Hydrological models are crucial for climate change impact studies, helping to evaluate the effects of a changing climate on water resources and associated risks. These models translate projected climate data into expected river flow, informing policy across sectors such as water supply, natural hazards, ecosystem management, and food production. However, the rainfall-runoff models widely used in this context have limitations in their ability to perform under transient climate conditions. With this part of my work, I aimed to address these limitations and improve the reliability of these models under changing climate conditions.

In particular, I developed an approach to improve the performance of hydrological models under varying climate conditions. I modified five conceptual rainfall-runoff models by allowing the size of their production store to vary based on recent climate observations. This is aimed at simulating changing connectivity between surface and stored water during long periods of drought as observed by my recession study. This approach is particularly advantageous as it does not require modifications to the models’ constitutive equations and is therefore relatively easy to generalise across different models.

As usual, we tested the modified models on 155 catchments in Victoria, many of which experienced significant changes in hydrological behaviour due to the Millennium drought. In particular, we tested the models on their ability to perform during two periods of drastically different climate conditions (i.e. the Millennium drought and the wettest 10 years in the pre-drought record) using the same parameter set. This allowed us to evaluate the models’ stucture and its flexibility to changes in climate and hydrology independently of the calibration method used.

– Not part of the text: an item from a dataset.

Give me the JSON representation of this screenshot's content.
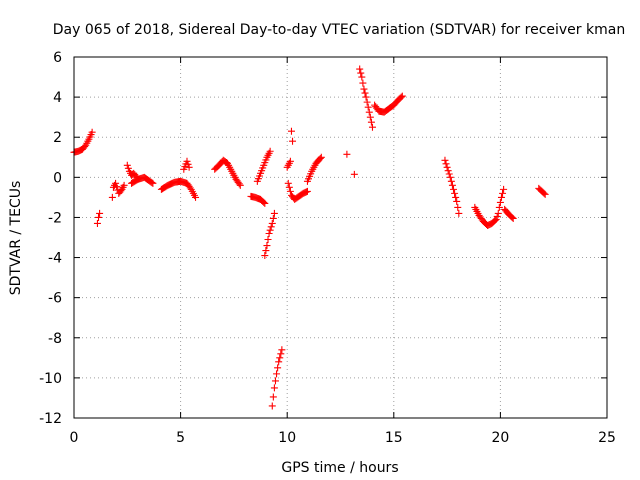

The modified models showed significant improvements in performance, particularly in terms of streamflow bias. However, the realism of the simulations produced was not improved and in some cases, the modified models actually produces some highly unrealistic simulations, despite the good performance. Simulation realism was evaluated in terms of storage dynamics compared to patters observed in groundwater bores during the drought as well as water balance. The unrealistic simulation of the modified models relate in particular to evapotranspiration patterns, showe indicating a need for further refinement of the models in this area. Nevertheless, the simplicity and effectiveness of the modification, combined with its potential for generalization across different models, suggest a promising trajectory towards the development of more robust hydrological models that can better inform policy and decision-making in the face of climate change.